Plane to Munich. Happy 8th of March. I somehow turned into a woman. I'm on my way "home", a small, yellow piece of rock in the middle of the Mediterranean sea, going to a country that I, at the moment, and completely by chance, call home. One pure soul made Malta my home.
We are about to take off. Maybe some day, when I learn to not want to control everything around me all the time, maybe I'll learn not to be scared of the take-off. It was never about a fear of dying, I have never been afraid of that. But just the thought of loosing control scares the shit out of me.
But that aside, I just love to travel. Especially alone. Or if not alone, then in a company of those who know how to be alone.

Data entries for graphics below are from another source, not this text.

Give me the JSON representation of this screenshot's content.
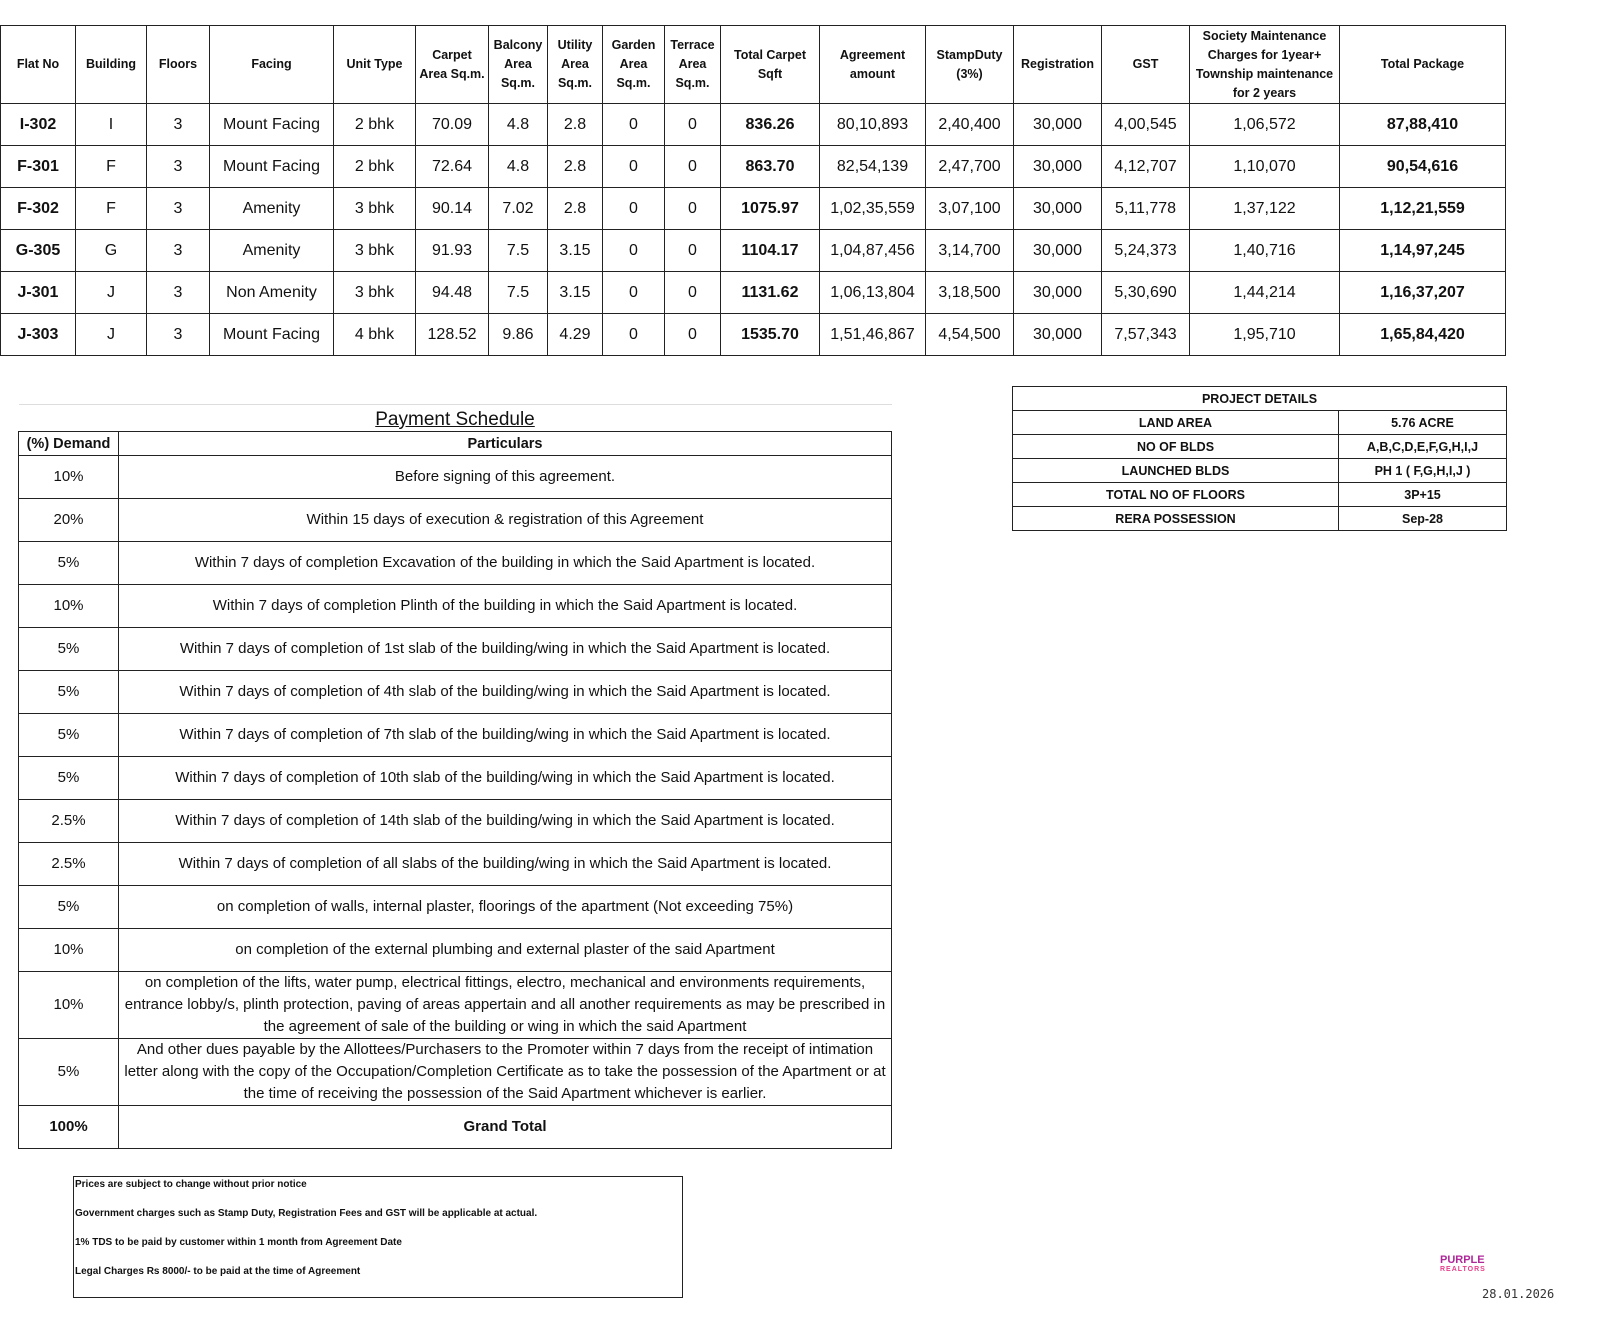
{
  "price_table": {
    "headers": [
      "Flat No",
      "Building",
      "Floors",
      "Facing",
      "Unit Type",
      "Carpet Area Sq.m.",
      "Balcony Area Sq.m.",
      "Utility Area Sq.m.",
      "Garden Area Sq.m.",
      "Terrace Area Sq.m.",
      "Total Carpet Sqft",
      "Agreement amount",
      "StampDuty (3%)",
      "Registration",
      "GST",
      "Society Maintenance Charges for 1year+ Township maintenance for 2 years",
      "Total Package"
    ],
    "rows": [
      [
        "I-302",
        "I",
        "3",
        "Mount Facing",
        "2 bhk",
        "70.09",
        "4.8",
        "2.8",
        "0",
        "0",
        "836.26",
        "80,10,893",
        "2,40,400",
        "30,000",
        "4,00,545",
        "1,06,572",
        "87,88,410"
      ],
      [
        "F-301",
        "F",
        "3",
        "Mount Facing",
        "2 bhk",
        "72.64",
        "4.8",
        "2.8",
        "0",
        "0",
        "863.70",
        "82,54,139",
        "2,47,700",
        "30,000",
        "4,12,707",
        "1,10,070",
        "90,54,616"
      ],
      [
        "F-302",
        "F",
        "3",
        "Amenity",
        "3 bhk",
        "90.14",
        "7.02",
        "2.8",
        "0",
        "0",
        "1075.97",
        "1,02,35,559",
        "3,07,100",
        "30,000",
        "5,11,778",
        "1,37,122",
        "1,12,21,559"
      ],
      [
        "G-305",
        "G",
        "3",
        "Amenity",
        "3 bhk",
        "91.93",
        "7.5",
        "3.15",
        "0",
        "0",
        "1104.17",
        "1,04,87,456",
        "3,14,700",
        "30,000",
        "5,24,373",
        "1,40,716",
        "1,14,97,245"
      ],
      [
        "J-301",
        "J",
        "3",
        "Non Amenity",
        "3 bhk",
        "94.48",
        "7.5",
        "3.15",
        "0",
        "0",
        "1131.62",
        "1,06,13,804",
        "3,18,500",
        "30,000",
        "5,30,690",
        "1,44,214",
        "1,16,37,207"
      ],
      [
        "J-303",
        "J",
        "3",
        "Mount Facing",
        "4 bhk",
        "128.52",
        "9.86",
        "4.29",
        "0",
        "0",
        "1535.70",
        "1,51,46,867",
        "4,54,500",
        "30,000",
        "7,57,343",
        "1,95,710",
        "1,65,84,420"
      ]
    ]
  },
  "payment_schedule": {
    "title": "Payment Schedule",
    "headers": [
      "(%) Demand",
      "Particulars"
    ],
    "rows": [
      [
        "10%",
        "Before signing of this agreement."
      ],
      [
        "20%",
        "Within 15 days of execution & registration of this Agreement"
      ],
      [
        "5%",
        "Within 7 days of completion Excavation of the building in which the Said Apartment is located."
      ],
      [
        "10%",
        "Within 7 days of completion Plinth of the building in which the Said Apartment is located."
      ],
      [
        "5%",
        "Within 7 days of completion of 1st slab of the building/wing in which the Said Apartment is located."
      ],
      [
        "5%",
        "Within 7 days of completion of 4th slab of the building/wing in which the Said Apartment is located."
      ],
      [
        "5%",
        "Within 7 days of completion of 7th slab of the building/wing in which the Said Apartment is located."
      ],
      [
        "5%",
        "Within 7 days of completion of 10th slab of the building/wing in which the Said Apartment is located."
      ],
      [
        "2.5%",
        "Within 7 days of completion of 14th slab of the building/wing in which the Said Apartment is located."
      ],
      [
        "2.5%",
        "Within 7 days of completion of all slabs of the building/wing in which the Said Apartment is located."
      ],
      [
        "5%",
        "on completion of walls, internal plaster, floorings of the apartment (Not exceeding 75%)"
      ],
      [
        "10%",
        "on completion of the external plumbing and external plaster of the said Apartment"
      ],
      [
        "10%",
        "on completion of the lifts, water pump, electrical fittings, electro, mechanical and environments requirements, entrance lobby/s, plinth protection, paving of areas appertain and all another requirements as may be prescribed in the agreement of sale of the building or wing in which the said Apartment"
      ],
      [
        "5%",
        "And other dues payable by the Allottees/Purchasers to the Promoter within 7 days from the receipt of intimation letter along with the copy of the Occupation/Completion Certificate as to take the possession of the Apartment or at the time of receiving the possession of the Said Apartment whichever is earlier."
      ]
    ],
    "total": [
      "100%",
      "Grand Total"
    ]
  },
  "project_details": {
    "title": "PROJECT DETAILS",
    "rows": [
      [
        "LAND AREA",
        "5.76 ACRE"
      ],
      [
        "NO OF BLDS",
        "A,B,C,D,E,F,G,H,I,J"
      ],
      [
        "LAUNCHED BLDS",
        "PH 1 ( F,G,H,I,J )"
      ],
      [
        "TOTAL NO OF FLOORS",
        "3P+15"
      ],
      [
        "RERA POSSESSION",
        "Sep-28"
      ]
    ]
  },
  "notes": [
    "Prices are subject to change without prior notice",
    "Government charges such as Stamp Duty, Registration Fees and GST will be applicable at actual.",
    "1% TDS to be paid by customer within 1 month from Agreement Date",
    "Legal Charges Rs 8000/- to be paid at the time of Agreement"
  ],
  "logo": {
    "line1": "PURPLE",
    "line2": "REALTORS"
  },
  "date": "28.01.2026"
}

I always learn so much about myself when I travel. If you purchase your ticket now, a metaphysical journey of self-discovery will be included in the ticket price.
Enjoy your flight :)
Aaaaaanyway..
I already mentioned how I've managed to turn into a woman. Grew up before I knew it. I am 28 now, soon 29. Most people know what they (want to be) doing in this age. Not me. Still looking for what's my path. It seems to me that I'll never experience that Eureka-feeling of complete self-awareness, but that's ok, too. Because, as I see it, sooner or later, we are all bound to recognize "the big picture". Some experience that in a moment, while the others spend their whole lives collecting the pieces of the jigsaw puzzle of who they are. I'm quite fine with the fact that I'm one of those jigsaw-people. Because happiness is slow and graduate, and here to stay. I can't really complain :)
So, as said, I am still on that path of self-discovery. Malta is a wonderful experience, but before anything else, Malta is a pit-stop. It is a priceless and a must-have experience, but it does not find it's place in the future. Rather than that, it's a piece of past.
And Copenhagen is the place of future. Culture, bicycles, language, the job, system and people. I should be there soon. If only I get my papers.If it's meant to be, I will get them. If not, then me and Dk might not be a match. We'll see. I'm looking forward to it. I feel like we might be a match. Little serbian in Denmark. Already managed to find loopholes. Oh well. it was the only way. I guess I proved one thing - if there's a will, I'll find the way. That's one of the bigger pieces of my jigsaw-puzzle.